Sole 24 ore: «Closing Milan, ecco tutti i nomi»

Mancano ormai solo sette giorni al gran giorno del closing. Fino a quel momento continueranno a rincorrersi voci e indiscrezioni, ma Carlo Festa de Il Sole 24 rilancia oggi un’interessante aggiornamento sulla famosa lista degli investitori cinesi che andranno a comporre il consorzio SES.

MILANO - Da una delle fonti più autorevoli sull’argomento, il blog del giornalista de Il Sole 24 Ore Carlo Festa, sono emerse oggi interessanti aggiornamenti sulla vicenda che sta monopolizzando l’attenzione di tutti i tifosi rossoneri: l’imminente cessione del Milan al consorzio di imprenditori cinesi Sino-Europe Sports.

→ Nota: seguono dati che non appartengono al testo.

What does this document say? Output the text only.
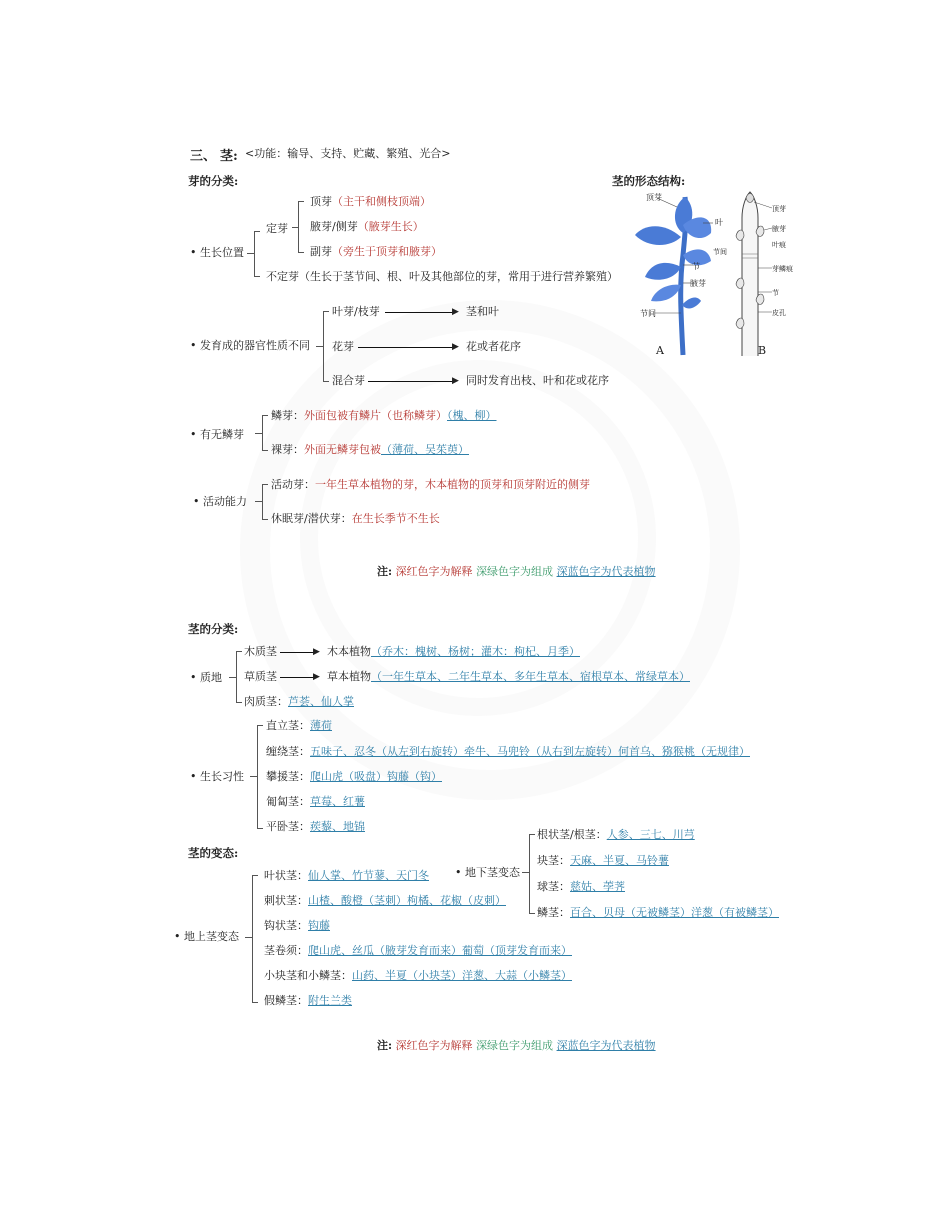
三、 茎: <功能：输导、支持、贮藏、繁殖、光合>
芽的分类:
• 生长位置
定芽
顶芽（主干和侧枝顶端）
腋芽/侧芽（腋芽生长）
副芽（旁生于顶芽和腋芽）
不定芽（生长于茎节间、根、叶及其他部位的芽，常用于进行营养繁殖）
• 发育成的器官性质不同
叶芽/枝芽	▶ 茎和叶
花芽	▶ 花或者花序
混合芽	▶ 同时发育出枝、叶和花或花序
• 有无鳞芽
鳞芽：外面包被有鳞片（也称鳞芽）（槐、柳）
裸芽：外面无鳞芽包被（薄荷、吴茱萸）
• 活动能力
活动芽：一年生草本植物的芽，木本植物的顶芽和顶芽附近的侧芽
休眠芽/潜伏芽：在生长季节不生长
茎的形态结构:
顶芽
叶
节
腋芽
节间
A
顶芽
腋芽
叶痕
节间
芽鳞痕
节
皮孔
B
注: 深红色字为解释 深绿色字为组成 深蓝色字为代表植物
茎的分类:
• 质地
木质茎	▶ 木本植物（乔木：槐树、杨树；灌木：枸杞、月季）
草质茎	▶ 草本植物（一年生草本、二年生草本、多年生草本、宿根草本、常绿草本）
肉质茎：芦荟、仙人掌
• 生长习性
直立茎：薄荷
缠绕茎：五味子、忍冬（从左到右旋转）牵牛、马兜铃（从右到左旋转）何首乌、猕猴桃（无规律）
攀援茎：爬山虎（吸盘）钩藤（钩）
匍匐茎：草莓、红薯
平卧茎：蒺藜、地锦
茎的变态:
• 地上茎变态
叶状茎：仙人掌、竹节蓼、天门冬
刺状茎：山楂、酸橙（茎刺）枸橘、花椒（皮刺）
钩状茎：钩藤
茎卷须：爬山虎、丝瓜（腋芽发育而来）葡萄（顶芽发育而来）
小块茎和小鳞茎：山药、半夏（小块茎）洋葱、大蒜（小鳞茎）
假鳞茎：附生兰类
• 地下茎变态
根状茎/根茎：人参、三七、川芎
块茎：天麻、半夏、马铃薯
球茎：慈姑、荸荠
鳞茎：百合、贝母（无被鳞茎）洋葱（有被鳞茎）
注: 深红色字为解释 深绿色字为组成 深蓝色字为代表植物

Appurato che il closing avverrà - ormai senza più ombra di dubbio - venerdì 3 marzo, che il giorno successivo ci sarà la presentazione alla stampa e poi la sera la prima uscita ufficiale dei nuovi proprietari a San Siro per la gara interna contro il Chievo, l’aggiornamento quotidiano di Carlo Festa ha avuto come oggetto la composizione della ancora misteriosa lista degli investitori.

3+3

«Sembra tutto pronto per il passaggio di proprietà del Milan: da Berlusconi alla cordata cinese capitanata dall’uomo d’affari Yonghong Li. Negli scorsi giorni, secondo le indiscrezioni, Fininvest avrebbe ricevuto la lista finale dei nomi, ancora informale, che dovrebbe tuttavia essere confermata nel fine settimana. E i nomi, ancora una volta, mutano rispetto a quelli indicati negli ultimi mesi, a dimostrazione della caratteristica a «porte girevoli» del fondo Ses, Sino Europe Sports. Ebbene, la lista finale, con ogni probabilità, dovrebbe vedere l’ingresso della China Construction Bank (Ccb) e della China Merchants Bank più di un altro soggetto di Hong Kong, probabilmente un asset manager». 

C’è il colosso Huarong

«I soldi arriveranno in Italia come equity, ma resta da capire se nei veicoli off-shore abbiano la forma di finanziamenti. Questi tre nuovi investitori dovrebbero dunque unirsi agli altri soggetti, già dati come sicuri partecipanti alla cordata: cioè il capo-consorzio Yonghong Li, Haixia Capital e Huarong. Non saranno, invece, nel gruppo degli investitori altri gruppi finanziari dati come possibili partecipanti, cioè la Bank of Guangzhou e la China Zheshang Bank».